Há uns anos, a jornalista e escritora Eliane Brum escreveu um artigo muito bacana sobre sua busca por uma escrivaninha Xerife, daquelas que tem inúmeras gavetinhas e uma espécie de porta flexível, que permite fechar o móvel com todos os seus objetos dentro, longe da vista de curiosos.
Nunca esqueci desse texto nem daquele móvel, tão a cara de um escritor. Quando começamos a busca por móveis para nossa nova casa, Rafael vasculhou os grupos de desapego do bairro e, numa dessas garimpagens, encontrou para mim uma escrivaninha, dessas antigas, com suas inúmeras gavetinhas, exatamente como aquela descrita pela colega Eliane – só falta mesmo a portinha flexível.
Detalhe: eu nunca tinha comentado com ele sobre esse desejo de ter um móvel desses, só para mim. E agora, eu tenho. Instalado no meio da bagunça da nossa sala nova, com muito mais luz e espaço que a nossa diminuta sala anterior, tão pequenina e tão querida. E digo: é um móvel perfeito para minhas escritas, tanto as jornalísticas quanto as gastronômicas e literárias.
Isso me fez pensar sobre como as casas que habitamos e os objetos que as compõem ajudam a definir um pouco de quem somos e do nosso ofício. E essa escrivaninha me lembrou de que sou, desde sempre, jornalista e escritora. E de como, às vezes, a gente tem dificuldade de se apropriar dos nossos próprios ofícios.
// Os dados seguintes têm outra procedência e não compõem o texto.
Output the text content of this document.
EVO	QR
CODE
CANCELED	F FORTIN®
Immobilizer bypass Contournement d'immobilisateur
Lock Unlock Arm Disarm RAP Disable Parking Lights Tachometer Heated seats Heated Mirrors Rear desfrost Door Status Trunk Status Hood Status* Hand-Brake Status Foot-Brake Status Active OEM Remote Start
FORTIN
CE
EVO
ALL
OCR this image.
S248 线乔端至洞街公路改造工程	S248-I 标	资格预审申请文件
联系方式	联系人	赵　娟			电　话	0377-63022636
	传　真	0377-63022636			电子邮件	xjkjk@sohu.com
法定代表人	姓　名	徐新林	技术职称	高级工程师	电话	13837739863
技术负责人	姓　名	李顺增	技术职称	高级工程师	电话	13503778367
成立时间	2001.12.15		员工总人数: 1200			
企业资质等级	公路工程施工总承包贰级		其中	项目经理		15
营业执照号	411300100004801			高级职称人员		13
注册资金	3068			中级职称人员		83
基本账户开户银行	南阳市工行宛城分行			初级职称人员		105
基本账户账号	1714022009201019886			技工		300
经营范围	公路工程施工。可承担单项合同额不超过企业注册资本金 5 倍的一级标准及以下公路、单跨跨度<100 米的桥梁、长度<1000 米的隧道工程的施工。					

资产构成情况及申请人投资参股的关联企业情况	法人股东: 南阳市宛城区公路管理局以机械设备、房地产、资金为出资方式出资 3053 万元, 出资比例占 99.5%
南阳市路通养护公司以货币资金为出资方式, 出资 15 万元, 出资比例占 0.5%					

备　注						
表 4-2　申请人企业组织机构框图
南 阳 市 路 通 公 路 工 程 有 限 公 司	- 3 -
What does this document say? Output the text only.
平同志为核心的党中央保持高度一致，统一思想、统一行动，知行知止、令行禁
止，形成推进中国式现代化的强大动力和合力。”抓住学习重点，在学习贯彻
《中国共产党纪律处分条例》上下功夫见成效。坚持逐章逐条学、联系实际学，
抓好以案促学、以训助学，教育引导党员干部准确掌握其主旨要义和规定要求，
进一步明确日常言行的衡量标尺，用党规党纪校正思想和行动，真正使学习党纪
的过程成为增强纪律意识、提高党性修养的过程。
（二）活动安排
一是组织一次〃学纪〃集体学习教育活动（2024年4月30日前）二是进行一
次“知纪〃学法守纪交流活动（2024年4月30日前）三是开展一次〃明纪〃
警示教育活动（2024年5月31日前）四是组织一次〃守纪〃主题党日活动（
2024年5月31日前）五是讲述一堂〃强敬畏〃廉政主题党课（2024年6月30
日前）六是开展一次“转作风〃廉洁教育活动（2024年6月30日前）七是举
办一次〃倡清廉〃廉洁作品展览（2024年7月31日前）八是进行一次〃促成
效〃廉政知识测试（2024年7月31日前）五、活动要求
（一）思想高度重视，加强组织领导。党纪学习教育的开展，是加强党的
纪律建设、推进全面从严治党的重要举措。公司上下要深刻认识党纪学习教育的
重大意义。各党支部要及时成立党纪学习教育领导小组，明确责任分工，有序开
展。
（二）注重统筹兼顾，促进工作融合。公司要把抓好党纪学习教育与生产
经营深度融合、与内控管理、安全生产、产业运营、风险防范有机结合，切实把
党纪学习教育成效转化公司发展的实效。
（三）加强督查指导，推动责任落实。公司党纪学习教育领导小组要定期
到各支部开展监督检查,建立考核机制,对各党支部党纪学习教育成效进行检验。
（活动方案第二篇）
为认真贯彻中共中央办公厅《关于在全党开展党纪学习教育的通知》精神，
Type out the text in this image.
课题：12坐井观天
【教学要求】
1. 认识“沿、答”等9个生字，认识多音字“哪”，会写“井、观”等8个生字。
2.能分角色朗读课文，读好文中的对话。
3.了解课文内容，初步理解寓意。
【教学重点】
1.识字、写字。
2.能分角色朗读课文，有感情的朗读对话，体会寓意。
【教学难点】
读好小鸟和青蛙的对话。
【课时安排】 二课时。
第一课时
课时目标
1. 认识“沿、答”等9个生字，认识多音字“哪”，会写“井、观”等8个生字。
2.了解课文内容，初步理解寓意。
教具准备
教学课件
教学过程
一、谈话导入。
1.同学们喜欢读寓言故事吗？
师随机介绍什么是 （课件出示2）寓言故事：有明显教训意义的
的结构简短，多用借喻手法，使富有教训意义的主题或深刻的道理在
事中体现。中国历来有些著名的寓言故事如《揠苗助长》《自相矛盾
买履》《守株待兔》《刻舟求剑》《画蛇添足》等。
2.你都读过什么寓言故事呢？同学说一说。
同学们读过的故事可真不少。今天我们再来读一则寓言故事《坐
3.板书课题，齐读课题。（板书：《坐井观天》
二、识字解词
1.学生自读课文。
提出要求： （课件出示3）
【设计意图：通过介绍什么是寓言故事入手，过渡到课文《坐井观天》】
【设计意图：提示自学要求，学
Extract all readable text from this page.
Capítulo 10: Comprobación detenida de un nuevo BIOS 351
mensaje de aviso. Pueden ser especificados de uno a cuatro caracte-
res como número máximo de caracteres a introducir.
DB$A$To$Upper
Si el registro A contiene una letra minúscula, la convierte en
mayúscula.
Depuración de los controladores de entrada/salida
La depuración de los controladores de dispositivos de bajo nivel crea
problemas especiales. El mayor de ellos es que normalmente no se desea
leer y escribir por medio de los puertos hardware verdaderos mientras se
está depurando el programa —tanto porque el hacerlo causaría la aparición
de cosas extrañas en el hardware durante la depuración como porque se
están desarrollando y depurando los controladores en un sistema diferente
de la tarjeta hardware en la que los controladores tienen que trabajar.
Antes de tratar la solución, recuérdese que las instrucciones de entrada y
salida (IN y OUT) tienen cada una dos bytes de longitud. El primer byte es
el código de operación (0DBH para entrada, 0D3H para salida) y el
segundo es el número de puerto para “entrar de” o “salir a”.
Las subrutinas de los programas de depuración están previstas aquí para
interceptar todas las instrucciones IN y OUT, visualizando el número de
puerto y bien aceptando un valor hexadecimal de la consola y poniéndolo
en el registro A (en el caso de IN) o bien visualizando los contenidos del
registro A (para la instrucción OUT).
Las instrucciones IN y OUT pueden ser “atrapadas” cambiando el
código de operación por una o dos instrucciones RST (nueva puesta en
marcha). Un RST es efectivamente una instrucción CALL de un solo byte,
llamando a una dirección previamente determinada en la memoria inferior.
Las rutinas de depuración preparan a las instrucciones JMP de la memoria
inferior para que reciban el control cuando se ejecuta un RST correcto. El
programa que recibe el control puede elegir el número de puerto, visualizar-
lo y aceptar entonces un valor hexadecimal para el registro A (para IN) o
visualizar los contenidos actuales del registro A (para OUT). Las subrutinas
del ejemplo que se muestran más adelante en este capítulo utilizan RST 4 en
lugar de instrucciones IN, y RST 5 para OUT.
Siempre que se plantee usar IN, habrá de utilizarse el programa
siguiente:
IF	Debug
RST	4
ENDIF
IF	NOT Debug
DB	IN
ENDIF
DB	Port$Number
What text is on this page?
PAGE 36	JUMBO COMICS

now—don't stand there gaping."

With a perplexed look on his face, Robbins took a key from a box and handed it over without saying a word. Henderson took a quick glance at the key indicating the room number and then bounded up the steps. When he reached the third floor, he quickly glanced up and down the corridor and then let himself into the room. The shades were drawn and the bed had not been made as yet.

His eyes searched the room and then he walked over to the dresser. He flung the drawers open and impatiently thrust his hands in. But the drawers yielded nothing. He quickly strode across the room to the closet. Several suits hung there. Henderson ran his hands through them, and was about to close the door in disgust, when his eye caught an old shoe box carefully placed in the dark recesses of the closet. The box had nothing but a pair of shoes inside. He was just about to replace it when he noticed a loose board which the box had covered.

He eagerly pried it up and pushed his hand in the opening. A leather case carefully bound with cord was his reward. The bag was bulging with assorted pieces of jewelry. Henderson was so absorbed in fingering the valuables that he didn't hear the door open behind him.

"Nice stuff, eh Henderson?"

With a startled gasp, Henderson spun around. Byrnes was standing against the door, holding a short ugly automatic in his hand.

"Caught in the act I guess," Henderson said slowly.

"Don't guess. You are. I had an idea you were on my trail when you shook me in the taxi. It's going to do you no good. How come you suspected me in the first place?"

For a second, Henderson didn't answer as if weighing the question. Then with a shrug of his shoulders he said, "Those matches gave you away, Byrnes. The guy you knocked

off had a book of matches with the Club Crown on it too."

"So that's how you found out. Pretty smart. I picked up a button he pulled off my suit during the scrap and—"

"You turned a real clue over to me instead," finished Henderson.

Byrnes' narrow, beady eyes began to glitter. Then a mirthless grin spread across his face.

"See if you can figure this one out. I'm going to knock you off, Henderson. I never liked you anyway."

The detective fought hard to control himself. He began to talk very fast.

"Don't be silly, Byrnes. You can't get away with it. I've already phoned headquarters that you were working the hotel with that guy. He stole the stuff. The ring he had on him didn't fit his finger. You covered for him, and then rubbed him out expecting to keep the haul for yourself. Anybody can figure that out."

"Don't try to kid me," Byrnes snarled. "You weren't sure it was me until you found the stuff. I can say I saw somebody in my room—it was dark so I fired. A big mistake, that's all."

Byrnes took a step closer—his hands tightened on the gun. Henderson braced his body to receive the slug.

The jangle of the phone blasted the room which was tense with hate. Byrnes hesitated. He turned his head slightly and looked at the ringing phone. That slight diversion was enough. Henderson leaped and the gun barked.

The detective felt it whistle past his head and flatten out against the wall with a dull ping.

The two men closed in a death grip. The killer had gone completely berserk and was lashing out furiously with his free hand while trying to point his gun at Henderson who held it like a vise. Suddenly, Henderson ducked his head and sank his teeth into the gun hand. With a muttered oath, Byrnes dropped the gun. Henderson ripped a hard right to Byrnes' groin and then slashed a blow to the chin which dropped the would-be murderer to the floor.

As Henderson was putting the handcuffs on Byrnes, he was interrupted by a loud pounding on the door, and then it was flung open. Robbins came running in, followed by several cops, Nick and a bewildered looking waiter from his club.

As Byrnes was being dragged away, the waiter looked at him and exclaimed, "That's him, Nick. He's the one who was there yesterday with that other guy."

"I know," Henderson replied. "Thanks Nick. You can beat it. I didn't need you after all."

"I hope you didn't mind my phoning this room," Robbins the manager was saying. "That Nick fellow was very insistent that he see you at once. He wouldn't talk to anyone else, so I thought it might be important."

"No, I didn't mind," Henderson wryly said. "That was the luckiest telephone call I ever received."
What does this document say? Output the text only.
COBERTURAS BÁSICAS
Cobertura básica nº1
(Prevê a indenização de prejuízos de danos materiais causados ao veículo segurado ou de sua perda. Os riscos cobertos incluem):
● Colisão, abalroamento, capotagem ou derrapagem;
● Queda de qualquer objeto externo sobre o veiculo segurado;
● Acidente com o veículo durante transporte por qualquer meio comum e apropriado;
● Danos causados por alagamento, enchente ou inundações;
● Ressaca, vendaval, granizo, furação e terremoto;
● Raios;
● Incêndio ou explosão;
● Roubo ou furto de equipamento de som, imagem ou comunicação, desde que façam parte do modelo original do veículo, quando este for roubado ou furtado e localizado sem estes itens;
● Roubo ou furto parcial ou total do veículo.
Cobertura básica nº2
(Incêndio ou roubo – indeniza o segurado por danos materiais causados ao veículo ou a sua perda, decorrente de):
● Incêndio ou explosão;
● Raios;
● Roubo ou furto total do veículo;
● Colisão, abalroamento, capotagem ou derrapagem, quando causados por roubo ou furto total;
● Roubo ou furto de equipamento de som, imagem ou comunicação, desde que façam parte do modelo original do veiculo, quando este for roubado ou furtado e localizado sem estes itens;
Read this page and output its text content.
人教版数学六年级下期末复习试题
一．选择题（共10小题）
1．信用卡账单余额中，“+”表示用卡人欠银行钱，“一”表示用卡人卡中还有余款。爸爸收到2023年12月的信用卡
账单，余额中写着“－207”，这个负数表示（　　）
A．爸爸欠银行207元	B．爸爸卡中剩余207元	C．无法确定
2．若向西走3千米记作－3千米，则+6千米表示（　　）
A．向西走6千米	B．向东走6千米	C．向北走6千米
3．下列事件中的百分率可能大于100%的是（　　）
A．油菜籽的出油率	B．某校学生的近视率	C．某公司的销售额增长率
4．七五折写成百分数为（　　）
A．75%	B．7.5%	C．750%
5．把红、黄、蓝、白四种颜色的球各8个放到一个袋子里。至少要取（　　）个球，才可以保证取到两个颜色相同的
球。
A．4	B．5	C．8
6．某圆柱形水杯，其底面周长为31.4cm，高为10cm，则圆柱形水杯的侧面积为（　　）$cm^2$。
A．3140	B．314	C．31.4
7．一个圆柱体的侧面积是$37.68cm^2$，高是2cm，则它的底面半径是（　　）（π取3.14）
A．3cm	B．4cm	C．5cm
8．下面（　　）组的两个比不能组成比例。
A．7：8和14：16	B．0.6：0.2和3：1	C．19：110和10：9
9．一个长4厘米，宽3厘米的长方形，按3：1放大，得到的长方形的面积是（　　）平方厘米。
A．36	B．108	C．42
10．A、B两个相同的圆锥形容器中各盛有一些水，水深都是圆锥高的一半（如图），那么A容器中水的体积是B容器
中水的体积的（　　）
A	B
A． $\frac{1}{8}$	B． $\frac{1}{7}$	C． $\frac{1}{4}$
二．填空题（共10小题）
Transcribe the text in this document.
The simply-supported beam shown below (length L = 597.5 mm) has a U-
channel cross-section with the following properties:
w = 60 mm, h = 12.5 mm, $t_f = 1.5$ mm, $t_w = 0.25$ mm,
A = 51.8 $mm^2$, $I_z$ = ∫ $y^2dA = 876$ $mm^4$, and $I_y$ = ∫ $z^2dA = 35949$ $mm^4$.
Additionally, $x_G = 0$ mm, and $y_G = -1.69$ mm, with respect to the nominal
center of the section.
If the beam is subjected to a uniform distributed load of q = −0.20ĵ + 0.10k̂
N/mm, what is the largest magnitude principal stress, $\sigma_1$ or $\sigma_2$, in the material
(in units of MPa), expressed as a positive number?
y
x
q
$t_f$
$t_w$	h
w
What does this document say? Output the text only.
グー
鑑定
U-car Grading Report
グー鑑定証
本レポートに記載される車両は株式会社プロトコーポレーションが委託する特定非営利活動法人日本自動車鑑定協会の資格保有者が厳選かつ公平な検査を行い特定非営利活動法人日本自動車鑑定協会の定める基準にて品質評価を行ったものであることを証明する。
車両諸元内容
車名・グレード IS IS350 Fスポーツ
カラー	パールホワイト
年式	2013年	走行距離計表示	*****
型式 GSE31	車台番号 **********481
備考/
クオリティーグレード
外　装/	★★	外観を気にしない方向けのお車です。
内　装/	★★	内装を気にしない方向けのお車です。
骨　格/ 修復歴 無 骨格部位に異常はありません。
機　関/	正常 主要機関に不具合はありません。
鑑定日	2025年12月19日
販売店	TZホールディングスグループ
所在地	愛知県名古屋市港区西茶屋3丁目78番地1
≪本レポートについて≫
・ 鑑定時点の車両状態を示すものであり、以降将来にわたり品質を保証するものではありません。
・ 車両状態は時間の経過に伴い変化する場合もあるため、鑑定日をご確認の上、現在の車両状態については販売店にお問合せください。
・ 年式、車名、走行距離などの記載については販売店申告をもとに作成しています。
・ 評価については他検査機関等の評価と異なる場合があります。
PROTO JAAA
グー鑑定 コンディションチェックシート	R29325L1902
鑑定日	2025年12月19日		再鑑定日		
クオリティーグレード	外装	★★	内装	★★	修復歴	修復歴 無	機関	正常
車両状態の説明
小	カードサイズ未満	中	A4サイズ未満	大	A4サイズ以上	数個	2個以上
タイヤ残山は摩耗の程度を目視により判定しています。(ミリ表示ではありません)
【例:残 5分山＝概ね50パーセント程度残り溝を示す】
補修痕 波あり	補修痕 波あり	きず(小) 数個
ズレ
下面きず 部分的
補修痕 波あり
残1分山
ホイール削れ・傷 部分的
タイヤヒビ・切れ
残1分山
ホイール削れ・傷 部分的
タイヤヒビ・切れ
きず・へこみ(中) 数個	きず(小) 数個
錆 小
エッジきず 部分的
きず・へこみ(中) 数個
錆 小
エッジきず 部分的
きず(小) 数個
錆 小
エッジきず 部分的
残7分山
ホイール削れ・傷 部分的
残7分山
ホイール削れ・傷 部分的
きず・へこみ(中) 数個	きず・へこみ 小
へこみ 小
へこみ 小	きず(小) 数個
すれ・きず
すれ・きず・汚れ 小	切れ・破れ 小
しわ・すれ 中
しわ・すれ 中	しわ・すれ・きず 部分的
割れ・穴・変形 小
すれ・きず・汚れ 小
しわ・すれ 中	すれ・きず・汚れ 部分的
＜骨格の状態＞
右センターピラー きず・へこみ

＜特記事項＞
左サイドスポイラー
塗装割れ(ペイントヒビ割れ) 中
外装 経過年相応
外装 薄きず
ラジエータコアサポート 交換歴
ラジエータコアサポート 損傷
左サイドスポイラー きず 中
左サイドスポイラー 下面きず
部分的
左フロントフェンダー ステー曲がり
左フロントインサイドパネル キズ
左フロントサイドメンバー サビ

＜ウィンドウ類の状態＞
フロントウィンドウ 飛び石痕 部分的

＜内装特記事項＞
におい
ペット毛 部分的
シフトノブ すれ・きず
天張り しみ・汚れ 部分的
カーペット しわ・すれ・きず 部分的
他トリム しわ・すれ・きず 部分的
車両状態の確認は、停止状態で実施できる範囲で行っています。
Quando a gente tem um diploma, como o meu, de Jornalismo, parece simbolicamente mais fácil abrir a boca e dizer: “sou jornalista”. Num dos exercícios da faculdade, lá nos idos dos anos 1999, 2000, um dos professores propôs justamente que cada aluno levantasse da cadeira e, de uma maneira meio teatral, dissesse a frase que escrevi ali em cima: “eu sou jornalista”. Na época, achei apenas uma tentativa meio boba de reforçar a profissão.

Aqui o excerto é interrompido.